The crowd swells in anticipation. Whispers, conversations, coats rustling, the uncertain glances around the theatre. When will the film start?

I settle further into my chair, and then freeze. I blink. I take a breath.

The director, Lavinia Currier, stands five feet to my right. Her film, Oka!, mere minutes away from screening.

She glides past me on the way to center stage - I am but one of hundreds of faces in that packed theatre tonight. Yet simultaneously, I feel a sense of individualism. Of importance. Of connection.

The film screens, and once again Currier breezes past me, this time on the way to one of two wooden stools set up in front of the stage. The crowd buzzes with pleased admiration, of anticipation of the question-and-answer session that will follow.

My mind buzzes at the closeness. My first encounter with a director, an artist, the creator of a work of art whose screening occupied the last ninety minutes of my life, that stole it and transported it to the forests of Africa and the passions of a man for whom oka - a word meaning listen - was a command.

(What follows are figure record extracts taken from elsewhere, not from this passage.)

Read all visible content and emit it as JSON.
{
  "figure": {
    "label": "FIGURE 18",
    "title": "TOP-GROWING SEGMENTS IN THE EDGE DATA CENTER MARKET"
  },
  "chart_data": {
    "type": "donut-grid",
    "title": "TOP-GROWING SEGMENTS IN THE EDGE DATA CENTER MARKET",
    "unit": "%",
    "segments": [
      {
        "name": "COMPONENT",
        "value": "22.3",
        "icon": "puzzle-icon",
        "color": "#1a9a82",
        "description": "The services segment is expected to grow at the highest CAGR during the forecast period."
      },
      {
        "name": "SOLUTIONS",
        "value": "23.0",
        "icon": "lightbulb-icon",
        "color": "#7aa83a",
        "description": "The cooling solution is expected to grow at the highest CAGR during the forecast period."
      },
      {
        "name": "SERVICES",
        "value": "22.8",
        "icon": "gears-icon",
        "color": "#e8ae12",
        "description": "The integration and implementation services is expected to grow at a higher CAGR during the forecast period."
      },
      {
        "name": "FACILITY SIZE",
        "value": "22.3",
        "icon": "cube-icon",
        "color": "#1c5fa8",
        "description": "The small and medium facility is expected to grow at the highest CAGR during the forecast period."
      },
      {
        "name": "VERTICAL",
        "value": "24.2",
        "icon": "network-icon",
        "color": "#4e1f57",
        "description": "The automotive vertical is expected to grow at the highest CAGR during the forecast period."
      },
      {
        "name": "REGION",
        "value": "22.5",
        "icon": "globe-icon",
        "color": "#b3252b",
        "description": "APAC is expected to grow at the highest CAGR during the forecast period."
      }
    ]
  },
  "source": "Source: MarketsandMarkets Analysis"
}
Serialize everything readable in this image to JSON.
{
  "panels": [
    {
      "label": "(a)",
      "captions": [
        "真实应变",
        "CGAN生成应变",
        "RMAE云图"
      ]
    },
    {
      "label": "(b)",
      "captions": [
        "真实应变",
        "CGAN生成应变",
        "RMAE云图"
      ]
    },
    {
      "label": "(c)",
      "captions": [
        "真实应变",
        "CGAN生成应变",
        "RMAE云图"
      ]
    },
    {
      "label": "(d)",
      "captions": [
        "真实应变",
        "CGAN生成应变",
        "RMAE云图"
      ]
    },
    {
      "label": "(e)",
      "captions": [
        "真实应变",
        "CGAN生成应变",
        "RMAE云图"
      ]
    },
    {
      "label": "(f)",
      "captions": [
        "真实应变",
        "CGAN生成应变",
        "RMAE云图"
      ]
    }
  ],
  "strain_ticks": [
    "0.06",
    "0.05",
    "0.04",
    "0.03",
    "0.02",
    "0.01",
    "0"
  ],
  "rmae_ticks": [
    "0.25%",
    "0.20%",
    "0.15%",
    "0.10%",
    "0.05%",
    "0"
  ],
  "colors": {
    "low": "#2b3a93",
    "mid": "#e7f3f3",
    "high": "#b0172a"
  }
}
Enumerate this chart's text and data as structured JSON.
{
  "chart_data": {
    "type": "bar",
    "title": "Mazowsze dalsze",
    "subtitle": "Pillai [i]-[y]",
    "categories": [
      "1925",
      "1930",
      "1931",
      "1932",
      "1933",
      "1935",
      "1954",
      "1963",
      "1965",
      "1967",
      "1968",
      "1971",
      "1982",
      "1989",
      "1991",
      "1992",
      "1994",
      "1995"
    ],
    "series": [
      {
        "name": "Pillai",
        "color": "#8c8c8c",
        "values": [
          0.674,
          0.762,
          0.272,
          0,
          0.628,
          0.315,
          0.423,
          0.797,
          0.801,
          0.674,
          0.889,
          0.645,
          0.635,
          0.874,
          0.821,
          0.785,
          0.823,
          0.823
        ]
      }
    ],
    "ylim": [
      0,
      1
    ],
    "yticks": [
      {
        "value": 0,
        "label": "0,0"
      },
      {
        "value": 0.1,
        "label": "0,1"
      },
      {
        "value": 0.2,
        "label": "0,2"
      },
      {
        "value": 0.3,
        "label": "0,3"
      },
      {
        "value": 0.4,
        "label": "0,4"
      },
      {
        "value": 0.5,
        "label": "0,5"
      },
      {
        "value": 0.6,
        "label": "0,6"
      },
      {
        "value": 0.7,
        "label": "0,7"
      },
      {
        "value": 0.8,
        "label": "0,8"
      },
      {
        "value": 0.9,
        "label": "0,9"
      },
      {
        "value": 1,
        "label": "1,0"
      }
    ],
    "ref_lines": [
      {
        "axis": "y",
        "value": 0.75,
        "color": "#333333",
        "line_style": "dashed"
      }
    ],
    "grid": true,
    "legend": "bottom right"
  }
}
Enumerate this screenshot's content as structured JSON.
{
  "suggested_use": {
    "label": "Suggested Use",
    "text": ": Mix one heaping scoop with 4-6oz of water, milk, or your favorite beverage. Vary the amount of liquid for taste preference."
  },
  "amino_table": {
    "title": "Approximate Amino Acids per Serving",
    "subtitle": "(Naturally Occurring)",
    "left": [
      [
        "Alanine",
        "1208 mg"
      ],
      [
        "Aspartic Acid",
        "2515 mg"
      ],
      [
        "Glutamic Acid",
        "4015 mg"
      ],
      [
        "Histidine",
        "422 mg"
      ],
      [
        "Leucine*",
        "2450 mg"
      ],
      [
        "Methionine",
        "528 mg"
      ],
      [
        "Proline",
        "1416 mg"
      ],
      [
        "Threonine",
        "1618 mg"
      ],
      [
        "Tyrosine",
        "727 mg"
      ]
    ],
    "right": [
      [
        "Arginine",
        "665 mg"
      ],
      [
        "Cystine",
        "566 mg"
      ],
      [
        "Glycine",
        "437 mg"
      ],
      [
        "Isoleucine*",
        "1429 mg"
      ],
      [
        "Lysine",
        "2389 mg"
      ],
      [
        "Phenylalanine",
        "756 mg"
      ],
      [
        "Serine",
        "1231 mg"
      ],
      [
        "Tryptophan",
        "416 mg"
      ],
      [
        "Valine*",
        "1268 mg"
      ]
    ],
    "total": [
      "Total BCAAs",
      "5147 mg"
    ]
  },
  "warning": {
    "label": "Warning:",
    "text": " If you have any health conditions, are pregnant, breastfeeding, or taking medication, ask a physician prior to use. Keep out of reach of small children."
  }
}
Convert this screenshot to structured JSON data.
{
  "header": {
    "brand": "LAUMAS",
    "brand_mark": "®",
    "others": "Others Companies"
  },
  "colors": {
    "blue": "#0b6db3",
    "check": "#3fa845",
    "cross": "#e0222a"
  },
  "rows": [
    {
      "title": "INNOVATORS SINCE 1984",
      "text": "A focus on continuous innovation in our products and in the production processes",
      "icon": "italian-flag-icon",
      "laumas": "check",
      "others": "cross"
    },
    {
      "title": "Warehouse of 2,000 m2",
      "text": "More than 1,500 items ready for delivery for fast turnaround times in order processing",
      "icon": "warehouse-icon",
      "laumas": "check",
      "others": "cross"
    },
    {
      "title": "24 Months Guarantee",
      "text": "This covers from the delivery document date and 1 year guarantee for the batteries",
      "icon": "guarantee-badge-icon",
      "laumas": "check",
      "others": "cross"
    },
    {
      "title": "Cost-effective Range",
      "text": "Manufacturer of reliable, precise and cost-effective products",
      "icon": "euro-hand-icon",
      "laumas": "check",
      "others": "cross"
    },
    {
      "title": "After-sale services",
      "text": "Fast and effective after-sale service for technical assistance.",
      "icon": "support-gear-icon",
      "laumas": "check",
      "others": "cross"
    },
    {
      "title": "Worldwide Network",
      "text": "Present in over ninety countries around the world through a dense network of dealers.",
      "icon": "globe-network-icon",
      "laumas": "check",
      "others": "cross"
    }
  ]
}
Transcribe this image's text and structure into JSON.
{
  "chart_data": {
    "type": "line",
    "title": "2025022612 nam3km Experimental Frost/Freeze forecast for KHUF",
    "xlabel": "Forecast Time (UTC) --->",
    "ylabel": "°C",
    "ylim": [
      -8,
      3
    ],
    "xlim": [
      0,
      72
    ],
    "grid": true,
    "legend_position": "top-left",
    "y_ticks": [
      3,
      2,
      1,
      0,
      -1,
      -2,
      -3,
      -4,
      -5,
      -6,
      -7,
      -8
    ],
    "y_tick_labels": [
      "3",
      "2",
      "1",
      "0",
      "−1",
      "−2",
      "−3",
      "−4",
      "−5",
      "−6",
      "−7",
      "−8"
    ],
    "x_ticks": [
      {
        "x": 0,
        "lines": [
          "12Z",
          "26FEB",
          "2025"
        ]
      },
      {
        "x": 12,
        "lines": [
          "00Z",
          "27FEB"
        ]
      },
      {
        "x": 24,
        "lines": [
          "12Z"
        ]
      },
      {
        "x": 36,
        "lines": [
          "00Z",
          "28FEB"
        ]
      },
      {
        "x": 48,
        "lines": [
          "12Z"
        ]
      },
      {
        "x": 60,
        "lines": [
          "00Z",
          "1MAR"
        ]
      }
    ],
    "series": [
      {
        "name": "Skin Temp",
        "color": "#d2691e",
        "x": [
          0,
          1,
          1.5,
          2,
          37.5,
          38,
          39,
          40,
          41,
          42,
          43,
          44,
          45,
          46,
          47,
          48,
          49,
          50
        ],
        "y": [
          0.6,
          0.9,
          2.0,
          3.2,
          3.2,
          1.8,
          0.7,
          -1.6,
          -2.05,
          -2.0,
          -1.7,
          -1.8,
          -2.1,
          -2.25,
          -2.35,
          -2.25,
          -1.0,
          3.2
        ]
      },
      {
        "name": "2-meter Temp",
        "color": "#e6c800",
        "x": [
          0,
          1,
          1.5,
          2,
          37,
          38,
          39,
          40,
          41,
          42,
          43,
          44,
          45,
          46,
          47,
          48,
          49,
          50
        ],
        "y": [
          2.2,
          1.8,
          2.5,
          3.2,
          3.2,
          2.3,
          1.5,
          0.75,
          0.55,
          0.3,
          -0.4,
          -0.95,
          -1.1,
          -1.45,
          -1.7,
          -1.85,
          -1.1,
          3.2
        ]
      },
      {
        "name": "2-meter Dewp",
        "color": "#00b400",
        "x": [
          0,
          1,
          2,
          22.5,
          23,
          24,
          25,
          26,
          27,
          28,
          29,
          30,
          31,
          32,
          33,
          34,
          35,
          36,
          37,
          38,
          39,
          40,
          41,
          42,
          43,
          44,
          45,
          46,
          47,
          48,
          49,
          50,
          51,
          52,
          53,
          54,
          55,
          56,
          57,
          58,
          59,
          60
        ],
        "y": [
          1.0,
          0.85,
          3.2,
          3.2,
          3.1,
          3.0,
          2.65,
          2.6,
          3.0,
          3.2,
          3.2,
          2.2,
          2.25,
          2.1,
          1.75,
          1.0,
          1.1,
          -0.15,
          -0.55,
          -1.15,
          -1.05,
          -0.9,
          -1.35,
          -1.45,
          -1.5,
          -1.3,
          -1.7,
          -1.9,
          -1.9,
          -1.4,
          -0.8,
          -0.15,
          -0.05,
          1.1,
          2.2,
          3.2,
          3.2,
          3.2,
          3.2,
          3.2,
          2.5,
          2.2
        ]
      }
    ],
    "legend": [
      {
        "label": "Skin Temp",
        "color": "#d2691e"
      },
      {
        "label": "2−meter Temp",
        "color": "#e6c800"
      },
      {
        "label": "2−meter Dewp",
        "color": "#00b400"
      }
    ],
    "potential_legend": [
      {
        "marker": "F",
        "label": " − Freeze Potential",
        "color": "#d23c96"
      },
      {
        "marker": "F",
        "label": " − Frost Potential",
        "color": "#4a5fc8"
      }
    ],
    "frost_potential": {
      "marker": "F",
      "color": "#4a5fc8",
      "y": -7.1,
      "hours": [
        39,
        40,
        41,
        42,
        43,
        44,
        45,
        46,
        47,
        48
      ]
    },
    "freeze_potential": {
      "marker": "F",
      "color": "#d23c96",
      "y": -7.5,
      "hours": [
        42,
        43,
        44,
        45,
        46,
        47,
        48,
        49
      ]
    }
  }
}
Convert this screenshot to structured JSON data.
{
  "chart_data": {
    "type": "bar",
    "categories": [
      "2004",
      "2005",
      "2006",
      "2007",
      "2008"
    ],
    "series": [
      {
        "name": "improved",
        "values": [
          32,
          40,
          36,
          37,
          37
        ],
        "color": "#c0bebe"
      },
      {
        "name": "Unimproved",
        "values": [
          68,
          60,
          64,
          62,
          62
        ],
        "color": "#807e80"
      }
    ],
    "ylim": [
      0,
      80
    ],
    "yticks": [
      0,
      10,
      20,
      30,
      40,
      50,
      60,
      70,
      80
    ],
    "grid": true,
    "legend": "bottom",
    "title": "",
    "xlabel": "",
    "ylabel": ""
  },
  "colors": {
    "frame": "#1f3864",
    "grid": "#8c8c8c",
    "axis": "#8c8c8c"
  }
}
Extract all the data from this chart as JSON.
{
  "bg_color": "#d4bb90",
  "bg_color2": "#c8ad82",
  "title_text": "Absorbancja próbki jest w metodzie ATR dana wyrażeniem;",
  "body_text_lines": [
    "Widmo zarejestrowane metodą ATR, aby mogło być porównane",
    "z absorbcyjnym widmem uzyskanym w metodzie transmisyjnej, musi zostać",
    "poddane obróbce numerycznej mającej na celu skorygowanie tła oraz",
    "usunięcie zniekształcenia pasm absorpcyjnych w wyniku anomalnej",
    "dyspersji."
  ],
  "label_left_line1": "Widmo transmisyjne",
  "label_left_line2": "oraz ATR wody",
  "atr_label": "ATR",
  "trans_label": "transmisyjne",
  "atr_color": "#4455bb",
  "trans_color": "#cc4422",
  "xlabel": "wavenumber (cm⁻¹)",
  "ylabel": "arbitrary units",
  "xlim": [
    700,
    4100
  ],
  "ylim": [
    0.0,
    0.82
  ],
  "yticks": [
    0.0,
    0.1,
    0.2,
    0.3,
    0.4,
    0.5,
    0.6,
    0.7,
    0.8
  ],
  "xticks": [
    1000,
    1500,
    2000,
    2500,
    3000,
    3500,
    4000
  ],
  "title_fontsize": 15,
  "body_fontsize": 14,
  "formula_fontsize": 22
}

The creator of such a vision stood only moments ago, a foot from me. A pleasantly nervous fidgeting overcomes my muscles, a vaguely intimidating sense washes over me.

However.

Lavinia Currier is just a woman. An artist. A filmmaker.

An ordinary person.

An ordinary person, however, from whom we are able to learn so much.


2 Comments

What a great point you make, Sarah. I loved the emotions you described and the imagery you depicted by commenting on the overall experience everyone felt in the theater. I couldn't help feeling the same way myself, especially knowing that Lavinia Currier was in the same room. But you are absolutely correct: she is just another human who happens to be able to teach us so much from her magically realistic film. But a person, nonetheless.

This was truly poetry--bravo! I feel that people who make art have this supernatural quality sometimes. I get the same feeling when I go to concerts. I see them as gods. But you are right--in the end, we're all just people, and that fact alone may connect us.